Carl Haworth heard about the Overland Park shootings while attending a Passover dinner in Springfield.
"I can't imagine why someone would perpetrate such an act," he said, "It's total shock."
Especially, he said, at the start of this holiday week.
"I'm just stunned. The practice of good toward others is part of this season," he said.
Samantha Nichols also attended Sunday night's dinner, but her heart was in Kansas City.
"I think we should remember that no matter what religious, political, ideological differences we have, we are all people and this is the last thing we should be doing to each other," she said.
She grew up in Overland Park, minutes from where the shootings took place.
"It affects everyone. Everyone in that community knows someone who is associated with the Village Shalom or the JCC," she said.
She said her family and friends were in shock when they heard the news.
"Everyone just can't believe it because whether you're Jewish or not that's a huge presence in our community," she said.
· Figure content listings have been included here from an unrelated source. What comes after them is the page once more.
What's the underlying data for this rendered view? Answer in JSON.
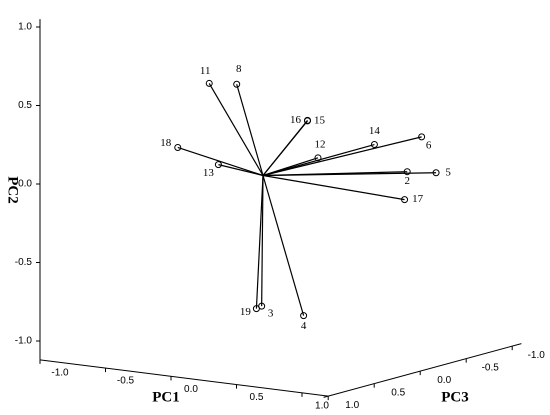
{
  "chart_data": {
    "type": "scatter3d",
    "xlabel": "PC1",
    "ylabel": "PC2",
    "zlabel": "PC3",
    "labels": [
      "11",
      "8",
      "16",
      "15",
      "12",
      "14",
      "6",
      "5",
      "2",
      "17",
      "18",
      "13",
      "19",
      "3",
      "4"
    ],
    "x": [
      -0.27,
      0.01,
      0.41,
      0.48,
      0.49,
      0.71,
      0.93,
      0.97,
      0.89,
      0.87,
      -0.44,
      -0.2,
      0.02,
      0.06,
      0.31
    ],
    "y": [
      0.59,
      0.63,
      0.41,
      0.43,
      0.18,
      0.24,
      0.28,
      0.04,
      0.07,
      -0.11,
      0.18,
      0.08,
      -0.83,
      -0.81,
      -0.86
    ],
    "z": [
      0.2,
      0.3,
      0.1,
      0.2,
      0.1,
      -0.2,
      -0.4,
      -0.5,
      -0.3,
      -0.3,
      0.3,
      0.2,
      0.1,
      0.1,
      0.0
    ],
    "xlim": [
      -1,
      1
    ],
    "ylim": [
      -1,
      1
    ],
    "zlim": [
      -1,
      1
    ],
    "xticks": [
      {
        "value": -1,
        "label": "-1.0"
      },
      -0.5,
      {
        "value": 0,
        "label": "0.0"
      },
      0.5,
      {
        "value": 1,
        "label": "1.0"
      }
    ],
    "yticks": [
      {
        "value": -1,
        "label": "-1.0"
      },
      -0.5,
      {
        "value": 0,
        "label": "0.0"
      },
      0.5,
      {
        "value": 1,
        "label": "1.0"
      }
    ],
    "zticks": [
      {
        "value": -1,
        "label": "-1.0"
      },
      -0.5,
      {
        "value": 0,
        "label": "0.0"
      },
      0.5,
      {
        "value": 1,
        "label": "1.0"
      }
    ],
    "color": "#000000"
  }
}
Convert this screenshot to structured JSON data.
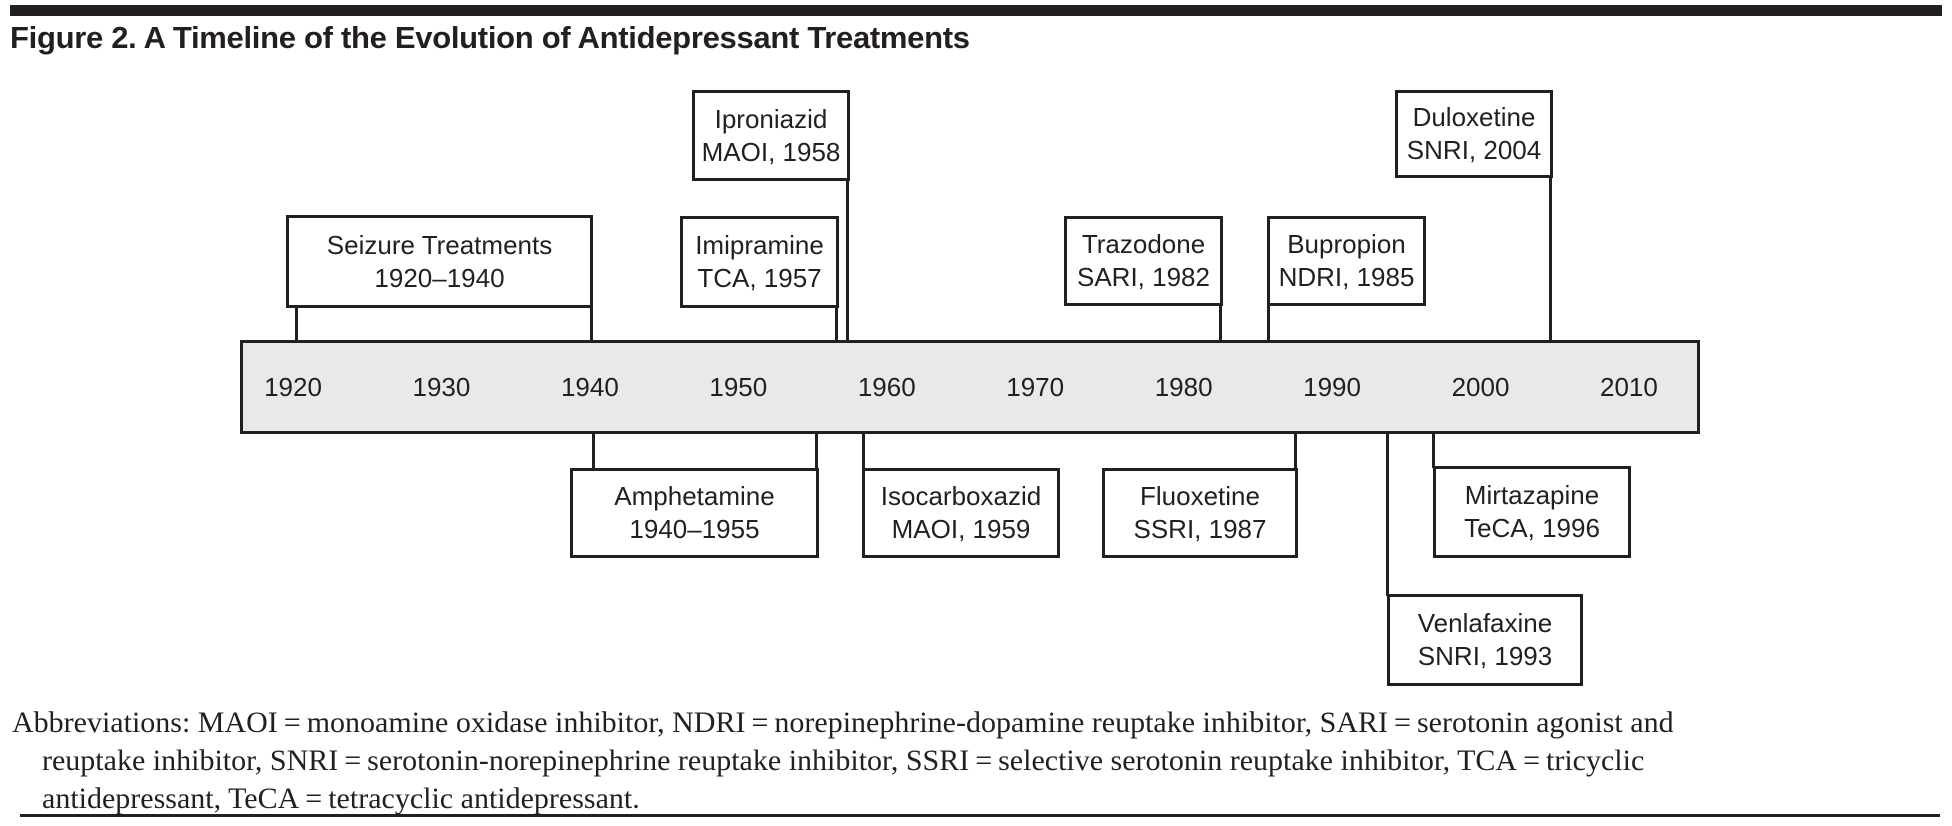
{
  "figure": {
    "title": "Figure 2. A Timeline of the Evolution of Antidepressant Treatments"
  },
  "timeline": {
    "bar_fill": "#e9e9e9",
    "line_color": "#231f20",
    "range_start": "1920",
    "range_end": "2010",
    "decades": [
      "1920",
      "1930",
      "1940",
      "1950",
      "1960",
      "1970",
      "1980",
      "1990",
      "2000",
      "2010"
    ]
  },
  "events": {
    "above": [
      {
        "id": "seizure",
        "name": "Seizure Treatments",
        "detail": "1920–1940"
      },
      {
        "id": "iproniazid",
        "name": "Iproniazid",
        "detail": "MAOI, 1958"
      },
      {
        "id": "imipramine",
        "name": "Imipramine",
        "detail": "TCA, 1957"
      },
      {
        "id": "trazodone",
        "name": "Trazodone",
        "detail": "SARI, 1982"
      },
      {
        "id": "bupropion",
        "name": "Bupropion",
        "detail": "NDRI, 1985"
      },
      {
        "id": "duloxetine",
        "name": "Duloxetine",
        "detail": "SNRI, 2004"
      }
    ],
    "below": [
      {
        "id": "amphetamine",
        "name": "Amphetamine",
        "detail": "1940–1955"
      },
      {
        "id": "isocarboxazid",
        "name": "Isocarboxazid",
        "detail": "MAOI, 1959"
      },
      {
        "id": "fluoxetine",
        "name": "Fluoxetine",
        "detail": "SSRI, 1987"
      },
      {
        "id": "mirtazapine",
        "name": "Mirtazapine",
        "detail": "TeCA, 1996"
      },
      {
        "id": "venlafaxine",
        "name": "Venlafaxine",
        "detail": "SNRI, 1993"
      }
    ]
  },
  "abbreviations": {
    "lines": [
      "Abbreviations: MAOI = monoamine oxidase inhibitor, NDRI = norepinephrine-dopamine reuptake inhibitor, SARI = serotonin agonist and",
      "reuptake inhibitor, SNRI = serotonin-norepinephrine reuptake inhibitor, SSRI = selective serotonin reuptake inhibitor, TCA = tricyclic",
      "antidepressant, TeCA = tetracyclic antidepressant."
    ]
  }
}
"It really hit home for the importance of what we're doing here today," Hillel of Southwest Missouri President Simon Nogin said.
He helped organize the Passover event in Springfield.
He said the tragedy shows why events like this dinner are so important.
"The idea is to help remove stigma and negative ideas that exist about people of different faith groups," he said.
"Just three hours away something this tragic took place, but here in Springfield we are rising above it by having this expression of interfaith dialogue and service," Nichols said.